Boston College touts an impressive alumni base packed with presidents, provosts, and professional athletes (oh my!). Through initiatives in and out of the classroom, BC aims to cultivate an even larger pool of alumni executive-hood with countless networking events and involved class assignments. But, if BC really wants to make leaders out of its students, there needs to be a greater awareness of current events expanding from social justice opportunities to service trips to assist the victims of this fall’s wave of hurricanes.
While the responsibility to keep students informed does not fall on professors, they should make a point of discussing relevant and contemporary topics. BC prizes the Jesuit characteristic of cura personalis – care and education for the whole person – but neglecting the gaping disconnect of students from the news circuit does not reinforce a holistic approach to education. If the professors, administrators, and other school officials do not engage students with current events, they fall short of this goal, particularly in the case of local news.

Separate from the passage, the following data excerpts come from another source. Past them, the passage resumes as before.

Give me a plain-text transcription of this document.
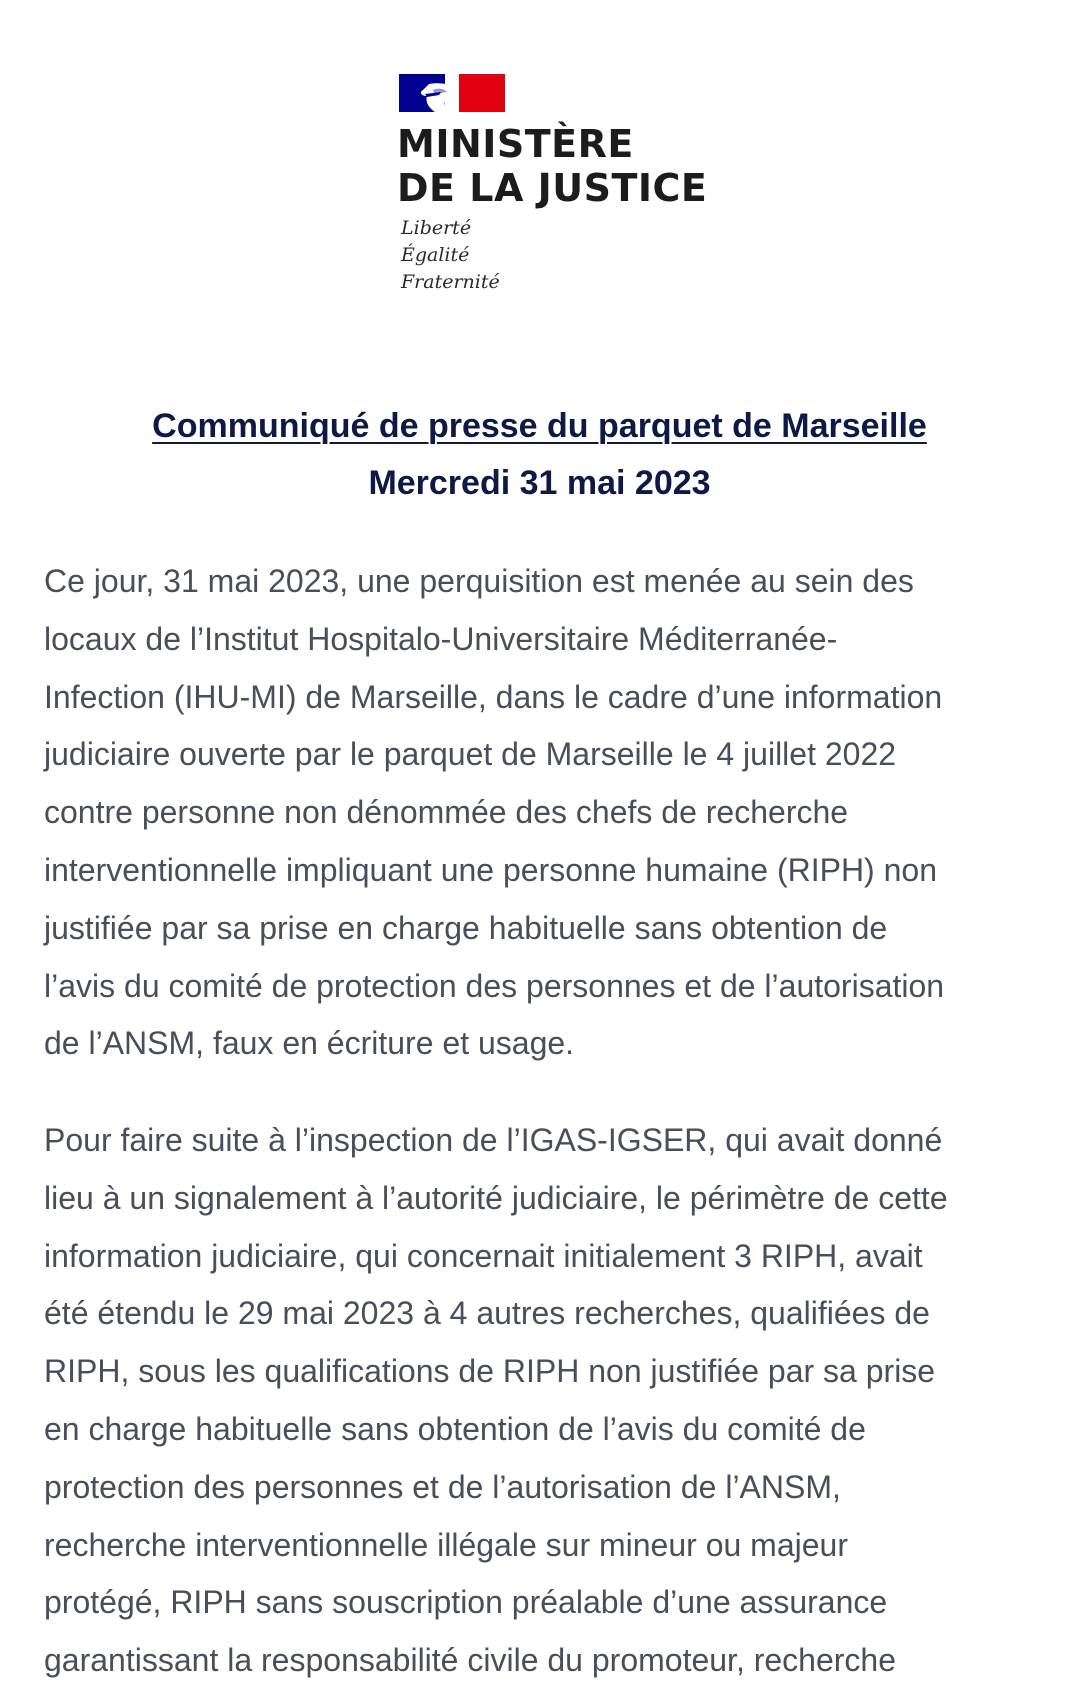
MINISTÈRE
DE LA JUSTICE
Liberté
Égalité
Fraternité
Communiqué de presse du parquet de Marseille
Mercredi 31 mai 2023
Ce jour, 31 mai 2023, une perquisition est menée au sein des
locaux de l’Institut Hospitalo-Universitaire Méditerranée-
Infection (IHU-MI) de Marseille, dans le cadre d’une information
judiciaire ouverte par le parquet de Marseille le 4 juillet 2022
contre personne non dénommée des chefs de recherche
interventionnelle impliquant une personne humaine (RIPH) non
justifiée par sa prise en charge habituelle sans obtention de
l’avis du comité de protection des personnes et de l’autorisation
de l’ANSM, faux en écriture et usage.
Pour faire suite à l’inspection de l’IGAS-IGSER, qui avait donné
lieu à un signalement à l’autorité judiciaire, le périmètre de cette
information judiciaire, qui concernait initialement 3 RIPH, avait
été étendu le 29 mai 2023 à 4 autres recherches, qualifiées de
RIPH, sous les qualifications de RIPH non justifiée par sa prise
en charge habituelle sans obtention de l’avis du comité de
protection des personnes et de l’autorisation de l’ANSM,
recherche interventionnelle illégale sur mineur ou majeur
protégé, RIPH sans souscription préalable d’une assurance
garantissant la responsabilité civile du promoteur, recherche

In September, a worker from Rosie’s Place – a popular PULSE and 4Boston placement – was assaulted several blocks away from the women’s shelter. CBS Boston reported, “Boston Police urge people to be aware of their surroundings, to walk in groups, and to avoid distractions like talking on the phone and listening to music.” Students who volunteer at Rosie’s Place are required to walk a distance from a T station after transferring from two busses. But did either the PULSE or 4Boston office release a statement about the incident? No. Did all of the professors address the issue head-on? No.
A current PULSE student, who volunteers at Rosie’s Place says, “the walk to Rosie’s Place was already eh but since the attack happened during the day, which is when I go, it was scary.” She continues, “It would have been nice if the PULSE office let us know, honestly.”

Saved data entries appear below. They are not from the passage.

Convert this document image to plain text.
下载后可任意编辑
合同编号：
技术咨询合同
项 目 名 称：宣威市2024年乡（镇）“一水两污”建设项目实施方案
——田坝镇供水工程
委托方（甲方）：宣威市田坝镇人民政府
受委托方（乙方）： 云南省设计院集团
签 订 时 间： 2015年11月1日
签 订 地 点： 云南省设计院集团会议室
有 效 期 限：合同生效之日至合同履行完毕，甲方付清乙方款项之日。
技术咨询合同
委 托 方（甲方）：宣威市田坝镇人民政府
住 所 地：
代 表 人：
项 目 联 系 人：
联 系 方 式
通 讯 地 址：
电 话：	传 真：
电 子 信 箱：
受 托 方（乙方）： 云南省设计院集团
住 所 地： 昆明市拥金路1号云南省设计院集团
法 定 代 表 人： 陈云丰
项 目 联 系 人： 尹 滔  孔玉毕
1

Why aren’t our professors engaging us in these timely, necessary, and relevant topics? For fear of taking too big a ladle to the pot? Have they been discouraged from doing so? Are they on the tenure track? Whatever the reason, it is not enough to justify an issue unrecognized. In the case of Rosie’s Place, by not keeping students informed of current events and possible dangers, the safety of BC students was compromised. Though we should not rely on, nor do we want, professors to be our own personal font of news, we deserve a learned assistance in broadening our global awareness. They should be encouraging dialogue that bleeds into breaking news stories.
Students want to talk about relevant issues. We want our economics classes discussing the limits of the newly passed tax code. We need our pre-med students debating the ethics of American healthcare. We should not see theology classes ignoring acts of violence and prejudice committed in the name of a deity. Greater attention among students is going to come from conversation. And while Boston College would be furthering their mission by promoting these conversations in classrooms, students must also take on the task themselves. We can all work to be more informed. In this case, as with most, a little extra effort from everyone involved can go a long way.